In theory, neither of these events should concern you. Best practices dictate that you've been prepared for these spikes in usage long before they come to bear. Your Website, for example, probably has some sort of cloudy scaling behavior to help deal with the massive influx of traffic that tends to hit online retailers on the Monday after Black Friday. Best practices also dictate that your internal point of sales systems be well integrated into a message bus or some such queue, enabling all those sales to be cataloged, even when they're coming into your central systems faster than they can be tallied.
But best practices are only so effective. In the good old days, IT and software had to worry about the money, the databases, and the end-points. Maybe there were some systems in between, but essentially, for the software team, Black Friday was simply about cashiers and inventory. With the advent of the Internet, online retail became a big part of that equation. But today, there's all manner of functions that are falling to IT. From indexing security footage, to running schedules, to coordinating inventory across the country, IT and software are asked to tow a heavier burden each year as the holiday season hits us.

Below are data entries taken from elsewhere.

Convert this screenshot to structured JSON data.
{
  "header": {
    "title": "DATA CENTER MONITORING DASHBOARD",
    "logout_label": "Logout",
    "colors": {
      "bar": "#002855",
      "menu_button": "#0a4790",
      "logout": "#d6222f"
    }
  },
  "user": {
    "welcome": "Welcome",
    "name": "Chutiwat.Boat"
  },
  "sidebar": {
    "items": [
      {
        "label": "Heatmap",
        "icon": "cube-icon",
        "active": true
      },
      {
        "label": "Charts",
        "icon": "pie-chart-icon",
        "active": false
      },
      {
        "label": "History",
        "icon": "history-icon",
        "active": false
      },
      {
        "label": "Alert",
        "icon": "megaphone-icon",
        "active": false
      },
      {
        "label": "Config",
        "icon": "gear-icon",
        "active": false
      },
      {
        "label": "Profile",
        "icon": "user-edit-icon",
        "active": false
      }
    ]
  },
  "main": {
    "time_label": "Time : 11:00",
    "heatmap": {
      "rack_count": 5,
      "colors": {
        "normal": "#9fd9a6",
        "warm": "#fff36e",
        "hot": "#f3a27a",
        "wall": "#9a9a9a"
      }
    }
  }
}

For those Web-based catalogs of goodies, cloud computing can serve as something resembling a solution. While payment can't really be processed in the cloud with ease, due to PCI and other compliances, promotion, coupon and catalogs can be hosted there, and that can help to remove some of the burden.
The real problem is the internal systems. How do you make your point of sale system scale in the same way your Website does? Certainly, you can dump more money into an expensive and new-fangled PoS, but more likely, these systems scale in the more traditional way: more boxes, more servers, more cashiers. It's still a meat space solution.

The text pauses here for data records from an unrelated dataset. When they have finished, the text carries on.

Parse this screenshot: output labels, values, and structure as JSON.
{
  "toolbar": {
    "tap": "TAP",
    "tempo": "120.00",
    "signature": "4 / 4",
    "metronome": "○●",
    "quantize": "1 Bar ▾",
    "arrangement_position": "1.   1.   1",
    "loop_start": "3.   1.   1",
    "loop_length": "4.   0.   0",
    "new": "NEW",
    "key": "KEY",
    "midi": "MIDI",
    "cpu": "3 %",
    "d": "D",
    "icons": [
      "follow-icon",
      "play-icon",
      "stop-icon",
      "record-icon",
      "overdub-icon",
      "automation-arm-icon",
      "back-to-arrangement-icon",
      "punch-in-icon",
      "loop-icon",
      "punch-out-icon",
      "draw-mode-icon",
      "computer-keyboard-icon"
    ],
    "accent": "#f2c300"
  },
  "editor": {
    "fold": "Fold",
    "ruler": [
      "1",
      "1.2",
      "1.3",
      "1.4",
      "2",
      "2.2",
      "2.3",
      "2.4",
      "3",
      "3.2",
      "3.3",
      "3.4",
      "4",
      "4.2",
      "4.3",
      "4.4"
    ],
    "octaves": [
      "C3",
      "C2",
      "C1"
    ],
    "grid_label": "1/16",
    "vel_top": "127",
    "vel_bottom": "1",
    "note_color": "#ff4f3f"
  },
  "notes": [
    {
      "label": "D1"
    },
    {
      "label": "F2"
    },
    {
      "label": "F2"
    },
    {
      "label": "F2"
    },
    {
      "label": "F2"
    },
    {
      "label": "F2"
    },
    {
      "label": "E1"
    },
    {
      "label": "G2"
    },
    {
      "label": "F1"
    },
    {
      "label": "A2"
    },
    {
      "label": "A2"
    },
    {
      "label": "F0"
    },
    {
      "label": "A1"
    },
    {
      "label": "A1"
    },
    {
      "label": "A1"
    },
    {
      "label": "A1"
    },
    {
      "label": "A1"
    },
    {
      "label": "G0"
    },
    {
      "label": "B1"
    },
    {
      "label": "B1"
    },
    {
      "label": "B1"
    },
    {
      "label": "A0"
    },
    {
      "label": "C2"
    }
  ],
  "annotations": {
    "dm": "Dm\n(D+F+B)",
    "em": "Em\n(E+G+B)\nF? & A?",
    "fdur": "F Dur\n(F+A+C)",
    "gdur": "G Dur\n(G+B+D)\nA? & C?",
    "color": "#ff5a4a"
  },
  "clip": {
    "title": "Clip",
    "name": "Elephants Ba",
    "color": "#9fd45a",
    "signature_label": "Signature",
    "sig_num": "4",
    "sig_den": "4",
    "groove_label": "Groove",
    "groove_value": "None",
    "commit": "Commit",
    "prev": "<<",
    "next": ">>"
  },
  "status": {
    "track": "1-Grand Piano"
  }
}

A few weeks ago, I spoke to some folks at Heroku who are convinced that the private cloud is a myth and snake oil. I do feel some of their thoughts on this are valid. But looking at Black Friday and Cyber Monday, I can entirely understand the need for an internal private cloud inside the major retailers. If a central PoS server dies during the big holiday rush, you can bet it's going to cause lost sales as shoppers vacate the premesise while waiting in long lines for a server reboot.
And it's not just Black Friday that can cause issues for your retail systems. A few weeks ago, Target had another of its exclusive designer brand launches. The 400-piece Missoni collection was so popular on its Tuesday launch that Target's Website crashed multiple times. On a so-called Target Tuesday, this isn't a huge issue: the people coming to that site to buy Missoni gear had no other choice, and no competing sales across the street. The only real losers are those who miss out on the deals, which, while heartbreaking, is not a revenue killer.
But what happens if such a crash occurs on Black Friday, or Cyber Monday? The answer is: disaster. Many retailers rely on Christmas time to make or break their entire year. The difference between making and breaking it could easily be a crash on one of these two seminal days.